Paris’teki kampların yetersizliği de, muhtemelen bir tür caydırıcılık yaratma anlamına geliyor. Ancak, insani kamplarda yer bulamayan mültecilerin sağda solda yatmalarına, köprü altlarına sığınmalarına engel olamıyor bu politika. Yani bu insanlar ne geldikleri yere dönebiliyorlar, ne başka yere gidebiliyorlar; köprü altlarında battaniyelere sarılıp hayatta kalmaya çalışıyor; bir araya gelip, adeta alternatif bir açık hava kampı kuruyorlar. İşte bu Parislileri çok rahatsız ediyor.

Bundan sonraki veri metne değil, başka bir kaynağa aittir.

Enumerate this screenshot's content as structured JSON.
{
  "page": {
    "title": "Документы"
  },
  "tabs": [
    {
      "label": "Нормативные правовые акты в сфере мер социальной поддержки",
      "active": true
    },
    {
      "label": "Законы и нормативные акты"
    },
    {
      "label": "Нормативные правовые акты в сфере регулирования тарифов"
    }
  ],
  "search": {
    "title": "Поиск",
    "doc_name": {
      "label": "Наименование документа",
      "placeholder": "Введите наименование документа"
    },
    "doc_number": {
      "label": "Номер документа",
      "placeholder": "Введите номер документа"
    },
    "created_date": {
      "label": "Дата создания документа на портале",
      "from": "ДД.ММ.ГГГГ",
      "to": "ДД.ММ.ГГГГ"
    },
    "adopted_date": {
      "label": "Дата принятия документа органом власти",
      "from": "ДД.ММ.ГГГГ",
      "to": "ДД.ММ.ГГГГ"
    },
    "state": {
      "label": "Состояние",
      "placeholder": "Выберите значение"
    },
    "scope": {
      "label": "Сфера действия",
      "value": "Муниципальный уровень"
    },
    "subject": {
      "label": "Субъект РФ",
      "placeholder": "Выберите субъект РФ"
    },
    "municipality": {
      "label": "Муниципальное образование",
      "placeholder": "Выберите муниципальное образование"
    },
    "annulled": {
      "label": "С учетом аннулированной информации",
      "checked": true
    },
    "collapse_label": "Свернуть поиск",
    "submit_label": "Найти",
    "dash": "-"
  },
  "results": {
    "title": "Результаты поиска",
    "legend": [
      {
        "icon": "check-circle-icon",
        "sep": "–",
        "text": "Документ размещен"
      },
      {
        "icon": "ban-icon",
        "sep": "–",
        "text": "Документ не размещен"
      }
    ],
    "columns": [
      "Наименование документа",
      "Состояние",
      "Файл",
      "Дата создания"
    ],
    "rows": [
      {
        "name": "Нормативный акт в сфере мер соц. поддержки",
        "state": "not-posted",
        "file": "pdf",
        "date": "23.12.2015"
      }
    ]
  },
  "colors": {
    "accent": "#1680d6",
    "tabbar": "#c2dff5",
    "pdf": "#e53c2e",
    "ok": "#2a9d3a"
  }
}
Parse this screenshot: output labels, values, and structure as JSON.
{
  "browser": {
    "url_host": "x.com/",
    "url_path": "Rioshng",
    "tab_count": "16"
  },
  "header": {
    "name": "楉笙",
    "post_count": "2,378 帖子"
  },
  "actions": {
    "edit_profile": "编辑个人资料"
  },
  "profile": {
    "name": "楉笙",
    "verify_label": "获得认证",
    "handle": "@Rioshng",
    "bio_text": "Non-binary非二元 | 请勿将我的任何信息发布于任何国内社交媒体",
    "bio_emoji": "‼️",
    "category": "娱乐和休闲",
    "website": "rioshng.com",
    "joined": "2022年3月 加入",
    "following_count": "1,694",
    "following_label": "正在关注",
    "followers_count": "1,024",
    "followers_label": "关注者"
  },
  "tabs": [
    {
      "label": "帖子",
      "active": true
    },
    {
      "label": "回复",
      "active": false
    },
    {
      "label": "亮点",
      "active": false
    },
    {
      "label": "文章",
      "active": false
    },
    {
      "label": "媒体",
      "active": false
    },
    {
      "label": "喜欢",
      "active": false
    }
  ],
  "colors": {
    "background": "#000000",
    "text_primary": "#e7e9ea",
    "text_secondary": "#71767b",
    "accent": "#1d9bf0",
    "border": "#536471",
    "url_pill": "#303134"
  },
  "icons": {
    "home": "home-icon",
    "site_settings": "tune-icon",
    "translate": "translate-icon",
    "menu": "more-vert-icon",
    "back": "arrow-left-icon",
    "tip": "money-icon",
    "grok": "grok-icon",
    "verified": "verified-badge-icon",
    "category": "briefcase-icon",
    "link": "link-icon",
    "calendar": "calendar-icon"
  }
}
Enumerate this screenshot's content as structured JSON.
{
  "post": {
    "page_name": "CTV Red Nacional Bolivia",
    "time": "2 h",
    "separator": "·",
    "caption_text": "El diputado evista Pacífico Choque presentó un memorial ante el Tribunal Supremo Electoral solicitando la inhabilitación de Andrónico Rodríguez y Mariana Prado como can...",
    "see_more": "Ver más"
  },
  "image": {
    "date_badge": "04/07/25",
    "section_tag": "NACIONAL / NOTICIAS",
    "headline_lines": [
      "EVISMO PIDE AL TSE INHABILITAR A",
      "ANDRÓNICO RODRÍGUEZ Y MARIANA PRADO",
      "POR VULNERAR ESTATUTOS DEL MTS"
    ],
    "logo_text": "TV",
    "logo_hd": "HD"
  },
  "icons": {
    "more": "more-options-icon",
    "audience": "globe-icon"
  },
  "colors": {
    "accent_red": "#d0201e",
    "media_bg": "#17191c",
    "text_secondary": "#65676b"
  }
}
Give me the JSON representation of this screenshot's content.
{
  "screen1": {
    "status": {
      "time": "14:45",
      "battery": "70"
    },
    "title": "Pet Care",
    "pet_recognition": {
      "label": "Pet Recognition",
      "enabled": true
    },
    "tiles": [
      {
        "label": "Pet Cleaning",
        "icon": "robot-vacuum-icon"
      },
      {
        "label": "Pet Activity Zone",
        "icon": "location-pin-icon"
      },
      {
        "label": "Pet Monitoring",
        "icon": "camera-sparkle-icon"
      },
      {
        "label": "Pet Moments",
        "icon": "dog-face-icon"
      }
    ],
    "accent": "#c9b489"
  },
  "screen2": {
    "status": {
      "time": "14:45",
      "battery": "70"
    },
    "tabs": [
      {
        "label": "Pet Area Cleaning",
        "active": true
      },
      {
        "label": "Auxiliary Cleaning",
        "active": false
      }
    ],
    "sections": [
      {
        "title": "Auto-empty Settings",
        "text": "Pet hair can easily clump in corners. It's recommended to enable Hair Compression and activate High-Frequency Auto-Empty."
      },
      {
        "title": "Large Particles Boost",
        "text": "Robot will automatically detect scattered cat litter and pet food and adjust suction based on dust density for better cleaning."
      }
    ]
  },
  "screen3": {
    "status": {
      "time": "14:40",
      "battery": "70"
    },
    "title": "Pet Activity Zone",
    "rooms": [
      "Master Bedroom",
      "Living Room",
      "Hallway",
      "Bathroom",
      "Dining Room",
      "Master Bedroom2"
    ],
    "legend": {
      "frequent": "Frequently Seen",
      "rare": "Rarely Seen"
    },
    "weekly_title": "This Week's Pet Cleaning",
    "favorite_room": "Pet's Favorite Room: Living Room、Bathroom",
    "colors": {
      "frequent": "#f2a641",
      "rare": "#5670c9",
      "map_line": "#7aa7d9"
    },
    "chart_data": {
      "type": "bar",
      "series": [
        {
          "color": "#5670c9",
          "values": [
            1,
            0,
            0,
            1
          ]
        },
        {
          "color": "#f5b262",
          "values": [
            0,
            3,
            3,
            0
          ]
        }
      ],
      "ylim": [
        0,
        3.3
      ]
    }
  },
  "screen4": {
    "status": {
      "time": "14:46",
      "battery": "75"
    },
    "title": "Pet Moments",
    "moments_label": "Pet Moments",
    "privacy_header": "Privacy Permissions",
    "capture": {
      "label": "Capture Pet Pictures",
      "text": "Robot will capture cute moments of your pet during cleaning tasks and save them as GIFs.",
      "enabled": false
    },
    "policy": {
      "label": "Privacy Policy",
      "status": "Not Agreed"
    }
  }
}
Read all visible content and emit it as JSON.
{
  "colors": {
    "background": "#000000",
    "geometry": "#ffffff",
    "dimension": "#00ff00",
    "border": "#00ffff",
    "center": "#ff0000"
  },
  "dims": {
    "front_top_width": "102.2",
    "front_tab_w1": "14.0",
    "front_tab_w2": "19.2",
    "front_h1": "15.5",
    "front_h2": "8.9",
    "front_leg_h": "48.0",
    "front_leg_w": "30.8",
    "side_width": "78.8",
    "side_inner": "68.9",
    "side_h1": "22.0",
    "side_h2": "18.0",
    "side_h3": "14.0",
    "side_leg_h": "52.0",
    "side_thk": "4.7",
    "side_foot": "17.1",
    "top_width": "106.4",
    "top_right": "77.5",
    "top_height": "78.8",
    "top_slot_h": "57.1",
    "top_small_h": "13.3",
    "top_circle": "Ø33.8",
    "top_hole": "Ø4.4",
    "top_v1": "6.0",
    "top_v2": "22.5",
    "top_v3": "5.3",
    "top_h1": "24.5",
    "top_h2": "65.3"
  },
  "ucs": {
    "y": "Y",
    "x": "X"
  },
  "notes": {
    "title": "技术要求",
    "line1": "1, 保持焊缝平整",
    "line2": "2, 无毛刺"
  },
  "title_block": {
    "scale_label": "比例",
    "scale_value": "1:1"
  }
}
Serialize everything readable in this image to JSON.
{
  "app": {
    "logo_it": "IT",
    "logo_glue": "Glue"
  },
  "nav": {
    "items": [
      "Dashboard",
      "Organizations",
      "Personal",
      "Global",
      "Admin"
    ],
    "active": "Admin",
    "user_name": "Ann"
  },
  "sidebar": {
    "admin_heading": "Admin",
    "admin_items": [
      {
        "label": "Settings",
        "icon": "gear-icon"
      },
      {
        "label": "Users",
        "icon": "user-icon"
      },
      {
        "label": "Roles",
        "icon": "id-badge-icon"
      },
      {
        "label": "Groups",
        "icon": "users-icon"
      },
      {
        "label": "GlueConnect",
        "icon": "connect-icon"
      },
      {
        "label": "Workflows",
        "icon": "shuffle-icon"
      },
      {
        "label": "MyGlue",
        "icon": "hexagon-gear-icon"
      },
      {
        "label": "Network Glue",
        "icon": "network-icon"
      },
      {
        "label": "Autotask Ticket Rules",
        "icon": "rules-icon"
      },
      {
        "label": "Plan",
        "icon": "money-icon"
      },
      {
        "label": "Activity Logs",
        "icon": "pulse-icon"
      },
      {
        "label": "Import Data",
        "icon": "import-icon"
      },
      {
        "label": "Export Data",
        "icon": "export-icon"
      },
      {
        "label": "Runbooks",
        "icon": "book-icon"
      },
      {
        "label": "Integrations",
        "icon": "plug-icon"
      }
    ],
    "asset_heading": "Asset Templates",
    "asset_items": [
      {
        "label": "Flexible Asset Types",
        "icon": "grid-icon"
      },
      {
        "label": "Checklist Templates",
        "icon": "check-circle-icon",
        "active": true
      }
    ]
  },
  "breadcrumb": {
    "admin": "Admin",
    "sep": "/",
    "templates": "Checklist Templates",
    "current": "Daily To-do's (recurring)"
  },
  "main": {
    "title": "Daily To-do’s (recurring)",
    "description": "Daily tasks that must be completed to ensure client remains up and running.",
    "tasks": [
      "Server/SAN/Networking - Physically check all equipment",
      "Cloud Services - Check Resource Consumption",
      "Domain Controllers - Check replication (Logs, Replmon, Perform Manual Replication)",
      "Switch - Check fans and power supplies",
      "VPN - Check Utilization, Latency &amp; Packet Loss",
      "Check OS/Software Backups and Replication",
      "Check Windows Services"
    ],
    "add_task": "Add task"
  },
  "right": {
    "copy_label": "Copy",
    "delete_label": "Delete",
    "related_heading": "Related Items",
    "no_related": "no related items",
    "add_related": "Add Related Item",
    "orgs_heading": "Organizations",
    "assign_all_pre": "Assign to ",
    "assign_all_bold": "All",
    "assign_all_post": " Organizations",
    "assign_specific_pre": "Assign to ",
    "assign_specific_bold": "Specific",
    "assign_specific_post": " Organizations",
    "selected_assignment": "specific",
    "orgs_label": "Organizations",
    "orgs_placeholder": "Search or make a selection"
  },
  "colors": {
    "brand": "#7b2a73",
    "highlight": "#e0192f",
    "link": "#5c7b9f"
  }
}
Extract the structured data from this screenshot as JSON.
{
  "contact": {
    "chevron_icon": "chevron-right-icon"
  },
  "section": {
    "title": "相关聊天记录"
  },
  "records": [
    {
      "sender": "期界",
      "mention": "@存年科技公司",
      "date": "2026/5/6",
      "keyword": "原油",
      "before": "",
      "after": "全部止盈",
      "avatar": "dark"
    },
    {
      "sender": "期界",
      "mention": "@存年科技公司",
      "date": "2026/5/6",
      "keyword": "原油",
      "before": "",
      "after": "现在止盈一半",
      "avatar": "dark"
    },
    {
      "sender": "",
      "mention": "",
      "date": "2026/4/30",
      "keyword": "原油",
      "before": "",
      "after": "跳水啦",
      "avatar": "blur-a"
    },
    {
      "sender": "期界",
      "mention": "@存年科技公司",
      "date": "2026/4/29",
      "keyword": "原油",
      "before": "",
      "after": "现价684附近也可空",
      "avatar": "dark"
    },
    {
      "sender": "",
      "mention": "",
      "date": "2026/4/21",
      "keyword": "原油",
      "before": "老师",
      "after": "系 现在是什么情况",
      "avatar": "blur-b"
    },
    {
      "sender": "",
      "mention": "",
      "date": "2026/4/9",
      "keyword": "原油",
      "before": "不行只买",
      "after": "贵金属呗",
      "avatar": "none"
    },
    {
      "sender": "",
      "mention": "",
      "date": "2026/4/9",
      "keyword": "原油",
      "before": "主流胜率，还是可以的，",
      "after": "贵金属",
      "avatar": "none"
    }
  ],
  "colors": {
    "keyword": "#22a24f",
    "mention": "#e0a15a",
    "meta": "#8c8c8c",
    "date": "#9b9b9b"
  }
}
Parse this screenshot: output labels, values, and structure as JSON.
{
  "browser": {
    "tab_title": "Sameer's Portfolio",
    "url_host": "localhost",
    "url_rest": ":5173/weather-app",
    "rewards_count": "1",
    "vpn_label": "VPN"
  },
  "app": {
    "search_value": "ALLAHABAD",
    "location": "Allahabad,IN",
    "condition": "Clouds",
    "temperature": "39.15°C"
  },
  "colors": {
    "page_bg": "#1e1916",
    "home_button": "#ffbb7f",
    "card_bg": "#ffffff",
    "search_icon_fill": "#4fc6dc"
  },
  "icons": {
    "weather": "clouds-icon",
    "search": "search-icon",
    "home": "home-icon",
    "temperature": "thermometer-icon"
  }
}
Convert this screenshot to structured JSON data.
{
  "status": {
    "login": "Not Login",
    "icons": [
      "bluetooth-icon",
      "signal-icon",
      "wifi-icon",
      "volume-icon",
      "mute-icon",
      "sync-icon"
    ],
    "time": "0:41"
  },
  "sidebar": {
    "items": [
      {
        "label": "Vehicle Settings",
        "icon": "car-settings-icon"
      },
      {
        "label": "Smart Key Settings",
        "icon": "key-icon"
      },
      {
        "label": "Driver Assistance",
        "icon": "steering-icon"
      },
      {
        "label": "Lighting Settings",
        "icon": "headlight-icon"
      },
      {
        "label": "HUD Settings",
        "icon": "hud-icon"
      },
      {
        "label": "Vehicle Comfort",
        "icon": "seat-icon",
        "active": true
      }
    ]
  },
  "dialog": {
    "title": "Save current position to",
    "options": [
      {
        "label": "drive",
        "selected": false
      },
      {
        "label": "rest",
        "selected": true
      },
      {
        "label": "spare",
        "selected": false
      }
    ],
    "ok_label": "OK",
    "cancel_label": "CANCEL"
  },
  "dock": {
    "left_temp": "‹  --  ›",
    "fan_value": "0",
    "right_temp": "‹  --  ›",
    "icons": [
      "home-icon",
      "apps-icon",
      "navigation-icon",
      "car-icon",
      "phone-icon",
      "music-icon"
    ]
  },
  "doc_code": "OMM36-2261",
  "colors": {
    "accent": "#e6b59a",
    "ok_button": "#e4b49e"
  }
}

Kayalar üzerinden caydırıcılık
Neyse ki, Parislilerin rahatsızlığını giderecek yaratıcı çözümler de bulunabiliyor. Alplerden koparılıp getirilen kocaman kayalar köprü altlarına yerleştirilince, insanların topluca sığınacakları alanlar kurtarılmış oluyor.
Burada adı geçen mültecilerin çoğunluğu Suriyeli; ancak hepsi değil. Zaten Parisliler için fark etmez; sonuçta hepsi “yabancı”. Romanlar, yabancılar, mülteciler her kim olursa olsun bir biçimde kendisini Fransa’ya atıp Paris’e gelen bu insanların “merkezdeki” varlıkları her zaman sorun olarak görüldü. Sarkozy, Romanları otobüslere doldurup önce şehir dışına atmış ardından Bulgaristan’a kadar sürmüştü.
Sorun, bu eğilimin Sarkozy ile sınırlı olmamasında. Toplumun bizzat kendisi, ortalıkta işsiz güçsüz gezen, sokaklarda uyuyan insanları görüntü kirliliği olarak görüyor. Hal böyle olunca da, siyasiler daha yapıcı önlem almaya kalkmanın “oy maliyeti” getireceğini hesaplayıp sadece vitrini düzeltecek bir iki adım atıyorlar.
Atılan adımların “insanlık” adına savunulur yanı yok. Ancak savunmaların genellikle mültecileri istemeyenlerin gerekçeleri üzerinden yapıldığı hatırlatılmalı. Tek umut veren ise, bir dizi sivil toplum örgütünün bu uygulamalar karşısında cansiperane mücadele vermesi.